Something like this could do the trick! It needs more cover for bad weather though. This could cost some money... I will have to add this to the table above.

3. Groceries
probably the hardest one of all. We could try the local store's truck delivery service. I will have to add this as a cost the table above. I plan on renting a car once per month. We could do really big shopping with this rental car. About rental cars, does anyone know of a company that rents crappy cars that are cheaper? No need to rent a car with <10,000 miles on it, right?

4. Other goods
We could order things off the internet more than we do now.

5. Visiting family and friends
hmmm. let me think about this one for a while...

6. Doctor, Dentist, etc.
see 5 above

7. Recreation (skiiing, sledding, camping, etc)
now i'm starting to wonder if this is even a good idea... but there is a park near our house. That takes care of some of the problem.

2 comments:

LegoBoyEthan said...

Just discovered your amazing blog via your newly-reactivated Facebook.

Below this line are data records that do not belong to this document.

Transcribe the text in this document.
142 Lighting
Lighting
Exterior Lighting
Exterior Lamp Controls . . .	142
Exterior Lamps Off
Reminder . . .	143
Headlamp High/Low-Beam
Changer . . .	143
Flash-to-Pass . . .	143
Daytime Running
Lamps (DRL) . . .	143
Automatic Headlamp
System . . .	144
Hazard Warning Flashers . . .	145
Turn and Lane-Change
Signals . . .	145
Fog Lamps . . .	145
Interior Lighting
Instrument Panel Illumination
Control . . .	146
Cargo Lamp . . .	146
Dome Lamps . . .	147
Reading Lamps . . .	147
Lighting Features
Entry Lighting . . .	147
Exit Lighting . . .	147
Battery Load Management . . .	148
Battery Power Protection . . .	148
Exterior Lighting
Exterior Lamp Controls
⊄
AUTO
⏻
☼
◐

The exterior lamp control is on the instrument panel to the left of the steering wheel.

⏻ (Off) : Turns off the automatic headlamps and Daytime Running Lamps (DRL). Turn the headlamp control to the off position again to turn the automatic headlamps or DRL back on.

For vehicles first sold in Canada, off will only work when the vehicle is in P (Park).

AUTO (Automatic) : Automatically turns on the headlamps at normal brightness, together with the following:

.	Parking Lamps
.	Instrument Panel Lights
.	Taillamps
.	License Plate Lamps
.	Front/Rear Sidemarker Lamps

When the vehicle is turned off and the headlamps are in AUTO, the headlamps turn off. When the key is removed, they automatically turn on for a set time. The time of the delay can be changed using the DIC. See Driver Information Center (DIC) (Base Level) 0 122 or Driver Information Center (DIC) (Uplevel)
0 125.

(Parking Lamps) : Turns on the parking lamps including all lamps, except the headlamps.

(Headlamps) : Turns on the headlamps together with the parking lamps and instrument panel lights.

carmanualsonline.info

Going car-free has been a dream of my wife and I for the last ten years, we still are a ways from it, but ever-striving. We actually did it for 5 months in college (before kids) and tried it again in Fresno but only lasted 2 weeks.

Here's some things we're doing now that get us partially there:
1. Get out of the suburbs. Where we live used to be a new 1950's suburb, but only a 3 mile drive from downtown is definitely city-living by today's standards.
2. Until you go car-free, have a family vehicle. We had a brief foray of leasing a leather-seated luxurios car after graduating college, but we came back to our senses and now own a 1992 Chevy Astro- Van, all paid-off (of course). We keep it well-maintained with new tires, and nice and polished; only 120K miles on it. We basically only use it when we've really, really got to use it (the economics of 19 MPG hwy and $132 to fill the huge tank ensure that).
3. Ride the bus, walk, ride a bike as much as practical. All made more feasible thanks to #1 above, and kept motivated by not having to use the van (#2, above).
--Kelton Baker (posting using my son, Ethan's account)

Jason said...

LegoBoyEthan:

This is great news! I'm glad to read about your (via son's) success getting away from the car!